关阳来接人, 除了她还有一对今天入驻民宿的年轻情侣。
方敏周坐在副驾驶座,同后排的两人介绍一些游玩项目,车内气氛还不错, 但关阳情绪不佳, 方敏周刻意忽略了。
明天是他在民宿工作的最后一天。
车子抵达民宿, 外公外婆迎上来, 关阳帮忙把行李搬到楼上, 方敏周去自己的房间。她对面那间房房门敞着,她顺手推开,里头床铺整洁, 没有人居住的痕迹。
“我早上刚把这间打扫过,之前小王住这, 昨晚刚走。”外婆说。
原来已经走了……方敏周平静地想,关上门, 回到自己的房间。
窗台明净, 外婆知道她回来, 换了新的四件套。
方敏周坐在房子犹豫着给王衎打个电话, 后来真的打了, 但嘟了几声后没人接, 发车前的紧张感重新扼住了她的脖子,她挂断了电话。好一会儿,嘟声还在心里回响。
她转而给王衎发消息, 说没什么事,只是想和他说一句, 她刚回来双溪。
等了五分钟,王衎没回,方敏周猜他可能是有事在忙, 强迫自己不再乱想,稍微收拾了行李后,下楼帮外婆准备午饭。
一个多小时后,方敏周的手机响了。
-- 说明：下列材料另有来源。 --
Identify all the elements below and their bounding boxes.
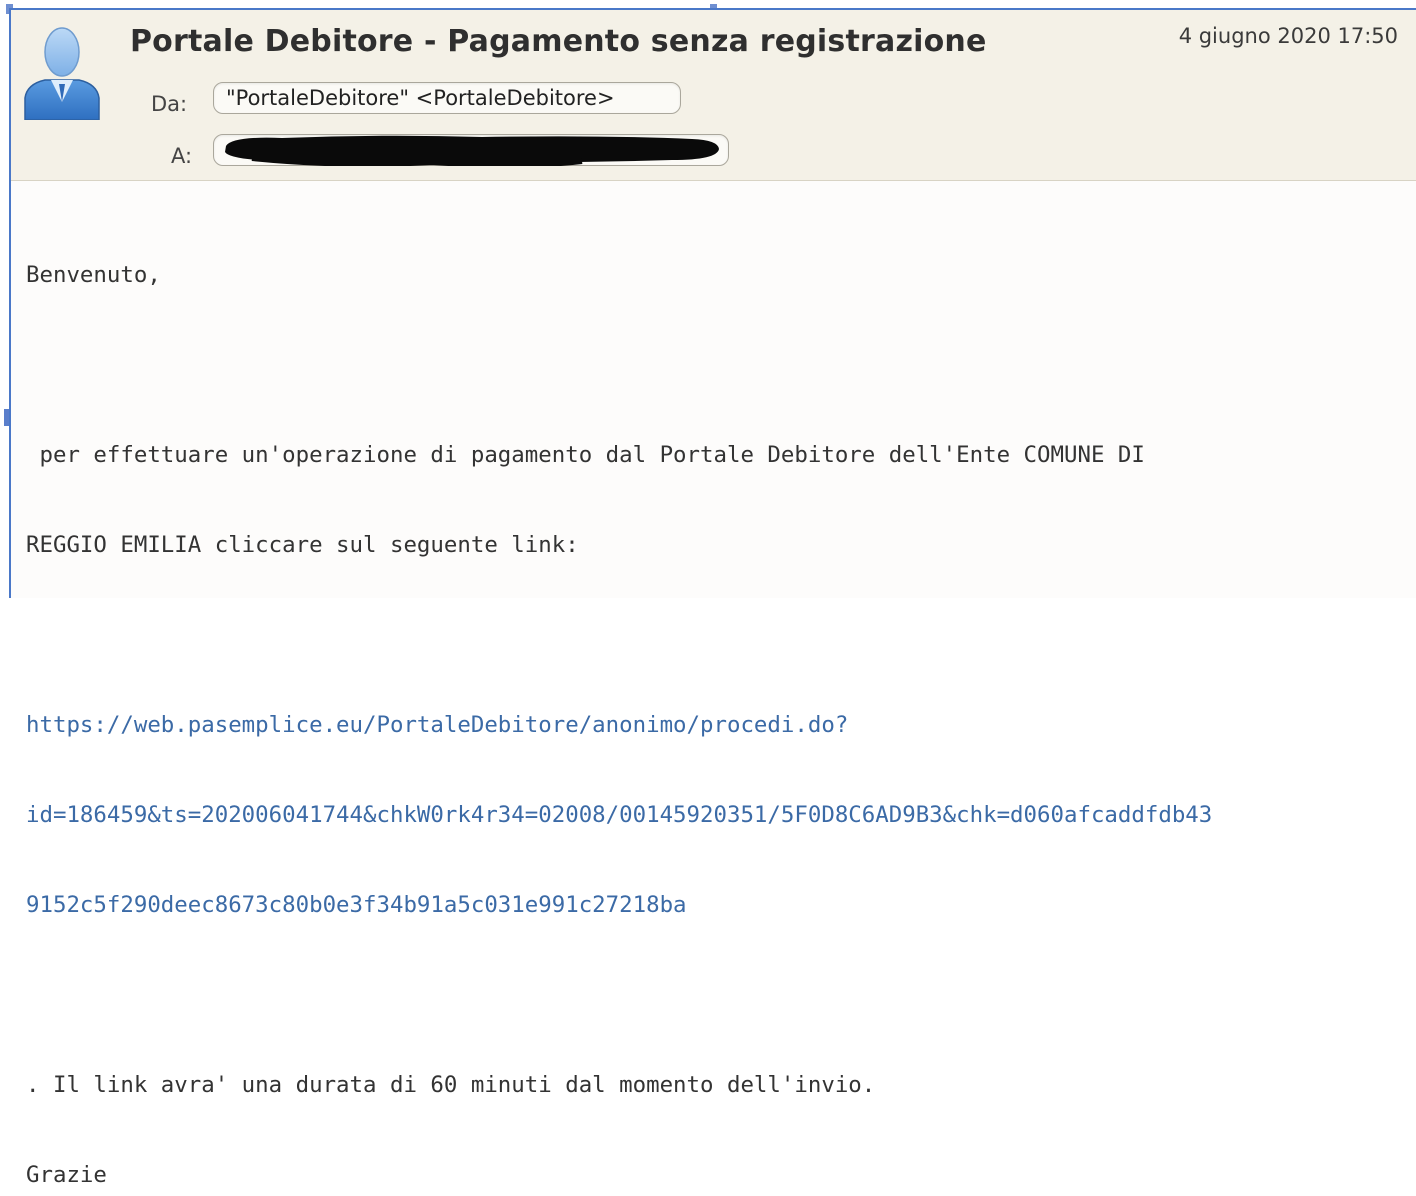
from-address-field[interactable]: "PortaleDebitore" <PortaleDebitore> xyxy=(213,82,681,114)
body-line-1: per effettuare un'operazione di pagament… xyxy=(26,442,1145,468)
email-subject: Portale Debitore - Pagamento senza regis… xyxy=(130,24,987,59)
payment-link-line-3[interactable]: 9152c5f290deec8673c80b0e3f34b91a5c031e99… xyxy=(26,890,1212,920)
payment-link-line-1[interactable]: https://web.pasemplice.eu/PortaleDebitor… xyxy=(26,710,1212,740)
redacted-recipient xyxy=(225,135,719,166)
greeting-text: Benvenuto, xyxy=(26,262,161,288)
email-body: Benvenuto, per effettuare un'operazione … xyxy=(26,200,1212,1196)
email-header: Portale Debitore - Pagamento senza regis… xyxy=(11,10,1416,181)
user-avatar-icon xyxy=(24,27,100,120)
closing-text: Grazie xyxy=(26,1162,107,1188)
body-line-2: REGGIO EMILIA cliccare sul seguente link… xyxy=(26,532,579,558)
to-address-field[interactable] xyxy=(213,134,729,166)
text-cursor-marker xyxy=(4,409,9,426)
link-duration-note: . Il link avra' una durata di 60 minuti … xyxy=(26,1072,876,1098)
to-label: A: xyxy=(171,144,193,168)
from-label: Da: xyxy=(151,92,188,116)
email-message-frame: Portale Debitore - Pagamento senza regis… xyxy=(4,8,1416,1188)
email-date: 4 giugno 2020 17:50 xyxy=(1178,24,1398,48)
payment-link-line-2[interactable]: id=186459&ts=202006041744&chkW0rk4r34=02… xyxy=(26,800,1212,830)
她正在切菜,洗净手,走到院子里接通。
她站在屋檐下,几步外的日光热烈,把院子里的花草树木照得像金子一样发着光。
热浪滚滚,王衎的声音倒是挺冷的:“方敏周,你耍我呢。”
方敏周平和地回:“你自己来的时候不说,走的时候也不说,我怎么知道你又不在了?”
“你不是一样?”
方敏周默了默。
“所以,”王衎的语气微变,“你找我?”
静静地站着,心跳却变快,方敏周舔了舔嘴唇,“你之前问我的,我考虑好了……”
“等下。”王衎打断她。
方敏周:“……”
“见面说吧。”
方敏周不明白,王衎坚持:“见面再说吧,不然我听不出来你是不是说谎。”
方敏周气也不是笑也不是,“面对面也可能说谎啊。”
王衎凉凉地说:“你知道就好。”
每每听出王衎话里话外的讽刺,方敏周就都想骂他,但怒气起来的同时,自己心里也难受,更何况她现在一点都不想和他吵架。她没有反呛回去,而是告诉他:“我接下来一两周应该都还会在双溪。”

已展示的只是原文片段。